The Real Gone Interview, Part 1: Gordon Anderson
For many years, Collectors Choice Music was the go-to source for music fans wanting CD reissues of music from the past. Be it something straightforward, music that enjoyed mega-success on original release – like, say, the 3CD set of Paul Revere and the Raiders single a- and b-sides – or something esoteric and obscure (a Clint Eastwood collection of cowboy songs), as the leading mail-order reissue catalog, CCM provided low-cost reissues with solid quality, careful remastering, and little fuss.
While the marketing arm of CCM remains in operation, the Collectors Choice Music label ceased operations in 2010. Fortunately for hardcore music nerds (this writer proudly included), seventeen-year CCM head Gordon Anderson formed a new label in partnership with fellow music industry veteran Gabby Castellana. Launched in 2011, Real Gone Music picks up the mantle right where CCM left off.
Anderson chuckles heartily when I observe that the sort of albums that Real Gone puts out are a wildly eclectic lot, just a list of things some collector-nerds at the label would like to see. “You kinda nailed it,” he admits. During his time at CCM, Anderson got “a lot of customer requests, which I preserved through the years. A lot of [those titles] ended up on Collectors Choice.” Once he left CCM and started Real Gone, he “spent about a month going through the old customer requests, analyzing if [a potential reissue] made sense.”

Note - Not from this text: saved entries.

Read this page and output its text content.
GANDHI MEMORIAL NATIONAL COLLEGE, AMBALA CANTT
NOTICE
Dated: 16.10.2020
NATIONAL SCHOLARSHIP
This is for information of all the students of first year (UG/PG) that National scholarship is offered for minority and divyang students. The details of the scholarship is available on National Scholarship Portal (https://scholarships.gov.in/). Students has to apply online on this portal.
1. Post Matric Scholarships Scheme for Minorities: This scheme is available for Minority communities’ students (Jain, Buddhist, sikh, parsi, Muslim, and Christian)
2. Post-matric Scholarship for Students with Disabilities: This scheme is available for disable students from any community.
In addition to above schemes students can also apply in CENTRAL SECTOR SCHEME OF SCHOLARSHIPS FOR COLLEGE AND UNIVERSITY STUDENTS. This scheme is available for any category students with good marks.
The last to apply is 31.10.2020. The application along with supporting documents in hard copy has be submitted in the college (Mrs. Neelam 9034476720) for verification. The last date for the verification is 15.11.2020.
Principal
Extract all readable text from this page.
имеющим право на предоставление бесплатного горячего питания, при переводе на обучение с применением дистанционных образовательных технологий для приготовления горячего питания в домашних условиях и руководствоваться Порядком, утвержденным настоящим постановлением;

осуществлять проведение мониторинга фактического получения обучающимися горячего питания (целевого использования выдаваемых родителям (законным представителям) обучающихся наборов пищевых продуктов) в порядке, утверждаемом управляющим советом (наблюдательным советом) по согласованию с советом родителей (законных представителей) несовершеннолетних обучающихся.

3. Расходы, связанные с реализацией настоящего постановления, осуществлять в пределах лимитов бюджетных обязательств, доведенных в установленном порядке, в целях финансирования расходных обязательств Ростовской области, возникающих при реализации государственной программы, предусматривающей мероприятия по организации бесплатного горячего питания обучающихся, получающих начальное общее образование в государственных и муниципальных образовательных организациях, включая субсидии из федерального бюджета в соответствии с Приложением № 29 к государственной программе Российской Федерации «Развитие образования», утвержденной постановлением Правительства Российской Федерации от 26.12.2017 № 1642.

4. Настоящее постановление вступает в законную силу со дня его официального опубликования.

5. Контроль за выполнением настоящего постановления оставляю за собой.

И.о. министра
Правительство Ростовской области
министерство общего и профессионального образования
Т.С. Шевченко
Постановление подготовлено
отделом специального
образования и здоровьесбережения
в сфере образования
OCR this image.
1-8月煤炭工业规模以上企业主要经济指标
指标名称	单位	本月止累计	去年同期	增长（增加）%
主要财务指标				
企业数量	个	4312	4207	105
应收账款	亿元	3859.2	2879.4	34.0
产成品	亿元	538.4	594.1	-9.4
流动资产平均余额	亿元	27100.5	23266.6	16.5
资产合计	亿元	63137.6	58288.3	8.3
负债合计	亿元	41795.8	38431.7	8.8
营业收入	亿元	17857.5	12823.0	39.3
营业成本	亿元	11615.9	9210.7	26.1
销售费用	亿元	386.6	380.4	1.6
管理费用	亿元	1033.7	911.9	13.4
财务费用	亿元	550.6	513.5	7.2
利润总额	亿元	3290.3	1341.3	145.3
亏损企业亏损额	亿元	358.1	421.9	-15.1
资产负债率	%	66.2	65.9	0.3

“There is,” Anderson asserts, “a populist element to Real Gone that is much like Collectors Choice. The difference being that, in the old days, CCM was serving two masters: trying to find stuff in the catalog that the audience wanted to buy, and going retail. Now, of course, for Real Gone, the retail aspect is more important.” Anderson believes that his nearly two decades of experience in the realm of what he calls “collector fandom” gives him the skills needed to make good choices for RGM releases. His connections with what he self-effacingly calls his fellow “collector nerds” help steer him in the right direction as well: “I get pitched by independent producers from all walks of musical expertise and knowledge, and the label reflects that, too.” He responds to those pitches by challenging the producer to make the case for their suggestion. “Sometimes they make the bar, sometimes they don’t.”
As is only fitting, Anderson’s own musical interests do figure into the mix as well. “My own expertise is very broad, but not always very deep,” he quips. “But there are certain artists that I just know are going to work [for reissues].” He cites a New Christy Minstrels compilation (A Retrospective: 1962-1970, due out June 26 on RGM). “I just know from prior experience that that’s going to do okay.”
He admits that some release projects lean more in a labor-of-love direction. “There are some that I entertain, that I do knowing the commercial potential is limited, but I feel there’s something there worth hearing.” Anderson mentions the self-titled singer/songwriter album by former Music Machine leader T.S. Bonniwell, and a rock interpretation of Handel‘s Messiah. “I didn’t have any illusions about that one,” he laughs dryly. “It’s very much a niche, extreme cult item.”
The costs associated with securing masters and rights, coupled with the availability of the material itself, affect the likelihood of a title seeing reissue on Real Gone Music. A combination of experience, gut and market research are all brought to bear on the decision process, too. “I don’t think I’m betraying any deep secret when I say that you’ve got to go online and see what things are selling for,” Anderson says. If vinyl copies of a long out-of-print album are changing hands for hundreds of dollars, that’s clearly a mark in favor of CD reissue. “That doesn’t always guarantee success – nor does it always predict failure – but in general, it’s a good indication. You know: supply and demand.”